Question

If l₁,m₁,n₁ and l₂,m₂,n₂ are the direction cosines of two mutually perpendicular lines, show that the direction cosines of the line perpendicular to both of these are m₁n₂-m₂n₁,n₁l₂-n₂l₁,l₁m₂-l₂m₁.

Answer 1

It is given that l₁,m₁,n₁ and l₂,m₂,n₂ are the direction cosines of two mutually perpendicular lines.

Therefore,

l₁l₂+m₁m₂+n₁n₂=0...(1)
l²₁+m²₁+n²₁=1...(2)
l²₂+m²₂+n²₂=1...(3)

Let l,m,n be the direction cosines of the line which is perpendicular to the line with direction cosines l₁,m₁,n₁ and l₂,m₂,n₂

∴ll₁+mm₁+nn₁=0 ll₂+mm₂+nn₂=0

∴\(\frac{l}{m_1n_2-m_2n_1}=\frac{m}{n_1l_2-n_2l_1}=\frac{n}{l_1m_2-l_2m_1}\)

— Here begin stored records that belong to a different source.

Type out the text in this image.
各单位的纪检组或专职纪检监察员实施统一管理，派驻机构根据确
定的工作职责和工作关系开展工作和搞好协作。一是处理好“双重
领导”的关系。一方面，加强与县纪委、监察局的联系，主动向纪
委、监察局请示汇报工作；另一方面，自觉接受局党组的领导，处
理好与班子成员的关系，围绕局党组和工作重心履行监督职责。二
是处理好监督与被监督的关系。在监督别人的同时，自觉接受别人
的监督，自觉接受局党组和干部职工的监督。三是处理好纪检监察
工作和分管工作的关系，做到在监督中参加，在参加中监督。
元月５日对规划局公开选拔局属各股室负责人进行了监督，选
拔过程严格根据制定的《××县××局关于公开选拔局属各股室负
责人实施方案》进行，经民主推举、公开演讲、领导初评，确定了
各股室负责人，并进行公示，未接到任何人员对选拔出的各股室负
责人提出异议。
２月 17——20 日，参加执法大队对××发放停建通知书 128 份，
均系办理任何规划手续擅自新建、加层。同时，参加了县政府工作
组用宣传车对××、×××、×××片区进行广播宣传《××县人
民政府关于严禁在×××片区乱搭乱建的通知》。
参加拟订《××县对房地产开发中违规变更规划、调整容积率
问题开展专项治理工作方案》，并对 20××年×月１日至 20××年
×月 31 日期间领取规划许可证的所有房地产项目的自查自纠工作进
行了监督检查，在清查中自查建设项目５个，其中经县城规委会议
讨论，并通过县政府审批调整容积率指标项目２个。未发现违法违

\(\Rightarrow \frac{l^2}{(m_1n_2-m_2n_1)^2}=\frac{m^2}{(n_1l_2-n_2l_1)^2}=\frac{n^2}{(l_1m_2-l_2m_1)^2}\)

\(\Rightarrow \frac{l^2}{(m_1n_2-m_2n_1)^2}=\frac{m^2}{(n_1l_2-n_2l_1)^2}=\frac{n^2}{(l_1m_2-l_2m_1)^2}\)

=\(\Rightarrow \frac{l^2+m^2+n^2}{(m_1n_2-m_2n_1)^2+(n_1l_2-n_2l_1)^2+(l_1m_2-l_2m_1)^2}\).                                       ...(4)

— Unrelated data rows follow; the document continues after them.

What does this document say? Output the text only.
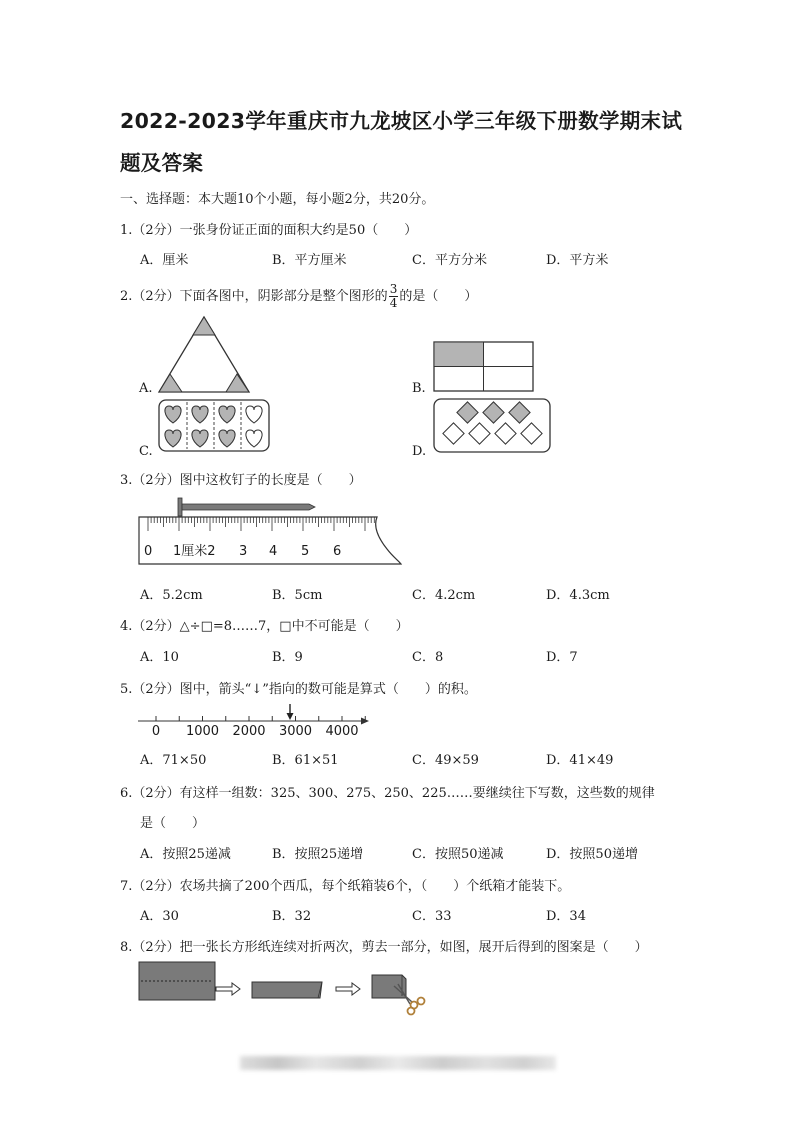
2022-2023学年重庆市九龙坡区小学三年级下册数学期末试
题及答案
一、选择题：本大题10个小题，每小题2分，共20分。
1.（2分）一张身份证正面的面积大约是50（　　）
A．厘米	B．平方厘米	C．平方分米	D．平方米
2.（2分）下面各图中，阴影部分是整个图形的 $\frac{3}{4}$ 的是（　　）
A.	B.
C.	D.
3.（2分）图中这枚钉子的长度是（　　）
0 1厘米2 3 4 5 6
A．5.2cm	B．5cm	C．4.2cm	D．4.3cm
4.（2分）△÷□=8……7，□中不可能是（　　）
A．10	B．9	C．8	D．7
5.（2分）图中，箭头“↓”指向的数可能是算式（　　）的积。
0 1000 2000 3000 4000
A．71×50	B．61×51	C．49×59	D．41×49
6.（2分）有这样一组数：325、300、275、250、225……要继续往下写数，这些数的规律
是（　　）
A．按照25递减	B．按照25递增	C．按照50递减	D．按照50递增
7.（2分）农场共摘了200个西瓜，每个纸箱装6个，（　　）个纸箱才能装下。
A．30	B．32	C．33	D．34
8.（2分）把一张长方形纸连续对折两次，剪去一部分，如图，展开后得到的图案是（　　）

l,m,n are the direction cosines of the line.
∴l²+m²+n²=1...(5)

It is known that,
(l²₁+m²₁+n²₁)(l²₂+m²₂+n²₂)-(l₁l₂+m₁m₂+n₁n₂)²=(m₁n₂-m₂n₁)²+(n₁l₂-n₂l₁)²+(l₁m₂-l₂m₁)²

From(1),(2),and(3),we obtain
\(\Rightarrow\) 1.1-0=(m1n2+m2n1)2+(n1l2+n2l1)+(l1m2+l2m1)
∴ (m₁n₂-m₂n₁)²+(n₁l₂-n₂l₁)²+(l₁m₂-l₂m₁)²=1....(6)

Substituting the values from equations(5)and(6) in equation(4), we obtain

\(\Rightarrow \frac{l^2}{(m_1n_2-m_2n_1)^2}=\frac{m^2}{(n_1l_2-n_2l_1)^2}=\frac{n^2}{(l_1m_2-l_2m_1)^2}=1\)

\(\Rightarrow\) l=m₁n₂-m₂n₁, m=n₁l₂-n₂l₁, n=l₁m₂-l₂m₁

Thus, the direction cosines of the required line are m₁n₂-m₂n₁, m=n₁l₂-n₂l₁, n=l₁m₂-l₂m_1.